Kafka y Pessoa tienen algo en común. Para ellos la vida es lo que sucede mientras no escriben o identifican la vida con el acto de escribir. Vivir mientras se escribe y para la escritura. Tal vez para evadirse y asir la vida en el mismo acto, en el mismo instante. Si hubieran dejado de escribir, Kafka y Pessoa no hubieran sido, son inimaginables sin su escritura. Vivían para escribir, escribían como vivían. Escribían para seguir viviendo, lo hacían como respiraban, y a ninguno se le hubiera ocurrido hacer una carrera literaria. Al morir habían publicado muy poco, la mayor parte de sus obras permanecían inéditas, miles de páginas ocultas en carpetas, cajones y baúles.
Kafka no encontraba su lugar en el mundo, un hombre enfermo, un hombre-escritura. Pessoa también vivió para escribir. Veía el mundo desde la mesa del café, imaginaba voces y poéticas; desde la ventana de su habitación, su atalaya, se buscaba a sí mismo en las revelaciones de su propia escritura.

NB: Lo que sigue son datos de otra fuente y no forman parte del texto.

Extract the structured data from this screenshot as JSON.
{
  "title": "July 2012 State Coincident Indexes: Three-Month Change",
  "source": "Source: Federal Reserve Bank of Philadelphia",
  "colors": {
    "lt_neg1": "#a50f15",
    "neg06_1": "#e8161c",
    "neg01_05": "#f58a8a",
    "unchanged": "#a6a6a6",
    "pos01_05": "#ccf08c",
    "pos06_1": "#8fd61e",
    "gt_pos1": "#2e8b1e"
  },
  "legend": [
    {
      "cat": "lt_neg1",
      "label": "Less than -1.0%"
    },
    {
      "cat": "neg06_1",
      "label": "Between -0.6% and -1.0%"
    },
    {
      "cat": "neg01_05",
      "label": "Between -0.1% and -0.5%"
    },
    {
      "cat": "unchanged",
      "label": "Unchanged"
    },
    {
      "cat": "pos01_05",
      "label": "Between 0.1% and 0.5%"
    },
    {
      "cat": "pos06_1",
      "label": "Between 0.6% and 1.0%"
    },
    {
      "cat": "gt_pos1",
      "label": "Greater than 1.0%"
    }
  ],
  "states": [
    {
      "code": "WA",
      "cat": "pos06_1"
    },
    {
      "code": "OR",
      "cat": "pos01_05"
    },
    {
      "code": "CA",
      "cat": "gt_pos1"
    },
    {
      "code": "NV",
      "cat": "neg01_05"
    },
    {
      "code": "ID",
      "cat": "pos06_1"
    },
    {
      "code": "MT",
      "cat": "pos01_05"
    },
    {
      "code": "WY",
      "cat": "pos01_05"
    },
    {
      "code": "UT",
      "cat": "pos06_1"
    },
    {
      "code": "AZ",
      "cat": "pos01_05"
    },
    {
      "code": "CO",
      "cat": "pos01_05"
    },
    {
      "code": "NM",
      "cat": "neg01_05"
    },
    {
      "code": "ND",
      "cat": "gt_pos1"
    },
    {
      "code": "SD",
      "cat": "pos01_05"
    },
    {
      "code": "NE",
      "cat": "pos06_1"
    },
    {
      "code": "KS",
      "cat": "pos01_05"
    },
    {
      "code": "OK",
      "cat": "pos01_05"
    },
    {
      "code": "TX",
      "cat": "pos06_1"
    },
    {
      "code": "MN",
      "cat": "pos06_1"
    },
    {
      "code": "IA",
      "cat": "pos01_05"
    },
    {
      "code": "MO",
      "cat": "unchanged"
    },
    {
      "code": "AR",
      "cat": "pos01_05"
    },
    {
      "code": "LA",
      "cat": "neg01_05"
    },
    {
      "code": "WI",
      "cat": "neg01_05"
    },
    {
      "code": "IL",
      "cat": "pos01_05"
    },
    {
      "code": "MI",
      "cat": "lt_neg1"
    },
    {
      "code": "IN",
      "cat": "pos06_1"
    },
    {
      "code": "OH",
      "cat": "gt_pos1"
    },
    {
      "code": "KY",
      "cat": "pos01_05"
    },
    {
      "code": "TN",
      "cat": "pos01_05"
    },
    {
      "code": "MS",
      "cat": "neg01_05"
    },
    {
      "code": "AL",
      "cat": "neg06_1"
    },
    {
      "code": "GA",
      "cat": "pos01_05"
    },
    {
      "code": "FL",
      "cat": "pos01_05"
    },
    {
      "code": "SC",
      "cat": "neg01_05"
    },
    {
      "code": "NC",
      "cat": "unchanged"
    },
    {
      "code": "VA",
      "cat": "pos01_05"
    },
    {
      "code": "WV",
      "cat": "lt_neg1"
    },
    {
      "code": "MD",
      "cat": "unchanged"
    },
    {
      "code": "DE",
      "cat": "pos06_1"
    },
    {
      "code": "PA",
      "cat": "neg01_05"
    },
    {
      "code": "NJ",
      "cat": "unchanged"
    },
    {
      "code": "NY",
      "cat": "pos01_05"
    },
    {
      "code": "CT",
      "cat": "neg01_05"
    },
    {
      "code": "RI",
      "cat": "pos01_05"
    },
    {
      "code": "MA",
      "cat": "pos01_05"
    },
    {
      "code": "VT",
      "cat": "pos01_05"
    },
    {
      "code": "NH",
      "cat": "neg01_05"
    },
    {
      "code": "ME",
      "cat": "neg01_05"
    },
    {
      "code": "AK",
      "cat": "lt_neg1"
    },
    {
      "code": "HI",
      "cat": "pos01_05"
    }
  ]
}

Otros muchos escribieron hasta más o menos el fin. Otros dejaron de escribir y tuvieron una vida. Enrique Vila-Matas ha reunido en Bartleby y compañía una nutrida colección de esos tránsfugas que un día, curados del extraño mal, dejaron de sucumbir a la necesidad de fijar palabras.
Salvador Elizondo escribía para escribir que escribía, hechizado por la escritura. Otros escriben para ocupar el tiempo (life time), porque les viene de muy hondo, porque piensan que el libro que escriben es necesario en el mundo.
Escribir para habitar la tarde o cultivar el insomnio, para cumplir con el destino implícito del cuaderno, para liberar la tinta, para tomarle el pulso a los deseos, para descargar un poco la memoria o la conciencia, para ser grato a los ojos de alguien, para imaginar lo que sucede en nuestra habitación y más allá de ella. Escribir para enmendar la historia, y darle vida de palabras con la imaginación a lo que no ha sucedido. Escribir con la sencillez, con la serenidad de que nada sucede más allá de la página mientras dura la escritura.
No pretendo agotar las razones. Antes prefiero imaginar que no hay ninguna. Escribir por escribir, por el don de la escritura misma; por la escritura misma. En Los hermanos Tanner, de Robert Walser, encuentro la no razón que detonó este apunte: «escribir sin ningún propósito». Escribir porque sí. Sin otras razones ni motivos, sin segundas intenciones. Ejercer la escritura para mirar cómo se ordenan y acompañan las palabras. Escribir asombrado del rumbo de la escritura.
Walser, un hombre perturbado, que pasó muchos años encerrado en un hospital, que escribía con letra microscópica en cualquier papel, en la orilla de un periódico, dice que se puede escribir sin ningún propósito. La suya es una lección impecable. Escribir por escribir. Y un día, como los bartlebys de Vila-Matas, dejar de escribir. Alguien dirá que ese fue el objetivo de un loco. Puede ser.